Quantitative immunogold analysis reveals high glutamate levels in synaptic terminals of retino-geniculate, cortico-geniculate, and geniculo-cortical axons in the cat

Abstract

A postembedding immunogold procedure was used to estimate quantitatively, at the electron-microscopical level, the intensity of glutamate (GLU) immunoreactivity in different identifiable profiles of the lateral geniculate nucleus (LGN) and perigeniculate nucleus (PGN) of the cat.
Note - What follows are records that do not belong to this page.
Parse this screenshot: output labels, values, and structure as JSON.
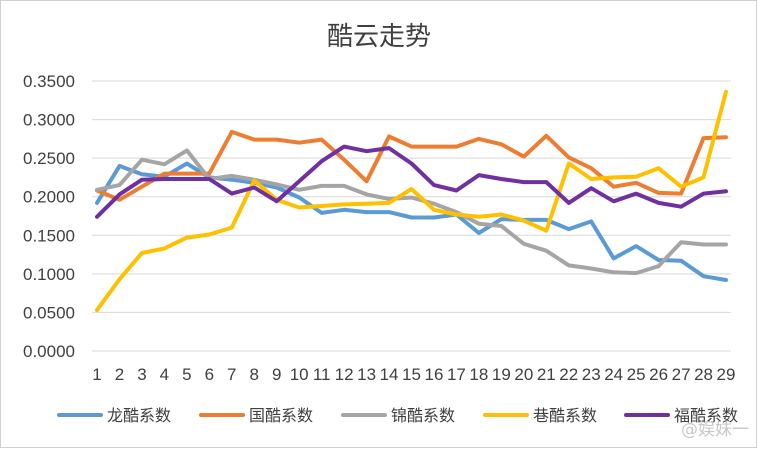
{
  "chart_data": {
    "type": "line",
    "title": "酷云走势",
    "xlabel": "",
    "ylabel": "",
    "ylim": [
      0,
      0.35
    ],
    "yticks": [
      "0.0000",
      "0.0500",
      "0.1000",
      "0.1500",
      "0.2000",
      "0.2500",
      "0.3000",
      "0.3500"
    ],
    "grid": true,
    "legend": "bottom",
    "categories": [
      "1",
      "2",
      "3",
      "4",
      "5",
      "6",
      "7",
      "8",
      "9",
      "10",
      "11",
      "12",
      "13",
      "14",
      "15",
      "16",
      "17",
      "18",
      "19",
      "20",
      "21",
      "22",
      "23",
      "24",
      "25",
      "26",
      "27",
      "28",
      "29"
    ],
    "series": [
      {
        "name": "龙酷系数",
        "color": "#5b9bd5",
        "values": [
          0.192,
          0.24,
          0.229,
          0.226,
          0.243,
          0.225,
          0.222,
          0.218,
          0.212,
          0.199,
          0.179,
          0.183,
          0.18,
          0.18,
          0.173,
          0.173,
          0.177,
          0.153,
          0.171,
          0.17,
          0.17,
          0.158,
          0.168,
          0.12,
          0.136,
          0.118,
          0.117,
          0.097,
          0.092
        ]
      },
      {
        "name": "国酷系数",
        "color": "#ed7d31",
        "values": [
          0.208,
          0.196,
          0.213,
          0.23,
          0.23,
          0.23,
          0.284,
          0.274,
          0.274,
          0.27,
          0.274,
          0.248,
          0.22,
          0.278,
          0.265,
          0.265,
          0.265,
          0.275,
          0.268,
          0.252,
          0.279,
          0.251,
          0.237,
          0.213,
          0.218,
          0.205,
          0.204,
          0.276,
          0.277
        ]
      },
      {
        "name": "锦酷系数",
        "color": "#a5a5a5",
        "values": [
          0.209,
          0.215,
          0.248,
          0.242,
          0.26,
          0.223,
          0.227,
          0.222,
          0.216,
          0.209,
          0.214,
          0.214,
          0.203,
          0.197,
          0.199,
          0.191,
          0.18,
          0.165,
          0.162,
          0.139,
          0.13,
          0.111,
          0.107,
          0.102,
          0.101,
          0.11,
          0.141,
          0.138,
          0.138
        ]
      },
      {
        "name": "巷酷系数",
        "color": "#ffc000",
        "values": [
          0.053,
          0.093,
          0.127,
          0.133,
          0.147,
          0.151,
          0.16,
          0.221,
          0.196,
          0.186,
          0.188,
          0.19,
          0.191,
          0.192,
          0.21,
          0.183,
          0.177,
          0.174,
          0.177,
          0.169,
          0.156,
          0.243,
          0.223,
          0.225,
          0.226,
          0.237,
          0.213,
          0.225,
          0.336
        ]
      },
      {
        "name": "福酷系数",
        "color": "#7030a0",
        "values": [
          0.174,
          0.203,
          0.222,
          0.223,
          0.223,
          0.223,
          0.204,
          0.212,
          0.194,
          0.22,
          0.246,
          0.265,
          0.259,
          0.263,
          0.243,
          0.215,
          0.208,
          0.228,
          0.223,
          0.219,
          0.219,
          0.192,
          0.211,
          0.194,
          0.204,
          0.192,
          0.187,
          0.204,
          0.207
        ]
      }
    ]
  },
  "watermark": "@娱妹一"
}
Synaptic terminals of retinal and cortical origins in the LGN, and of axon collaterals of geniculo-cortical relay cells in the PGN, were identified by previously determined ultrastructural features. Processes of interneurons or relay cells were identified by being immunoreactive or non-immunoreactive, respectively, in serial thin section reacted with a GABA antibody. The results showed that synaptic terminals of geniculo-cortical relay cells in the PGN have significantly higher levels of GLU immunoreactivity than their parent somata or dendrites in the LGN; this suggests transmitter storage of this amino acid in these terminals. By contrast, synaptic terminals of interneurons did not show enrichment of GLU relative to their parent somata. This argues against the possibility that the relative enrichment of GLU in relay cells terminals is due to factors other than presynaptic storage. In addition, axon collateral terminals of relay cells in the pGN, as well as retinal and cortical terminals in the LGN, showed significantly higher GLU immunoreactivity than GABAergic terminals. These immunocytochemical results suggest that GLU is a neurotransmitter in the retino-geniculate, cortico-geniculate, and geniculo-cortical pathways in the cat.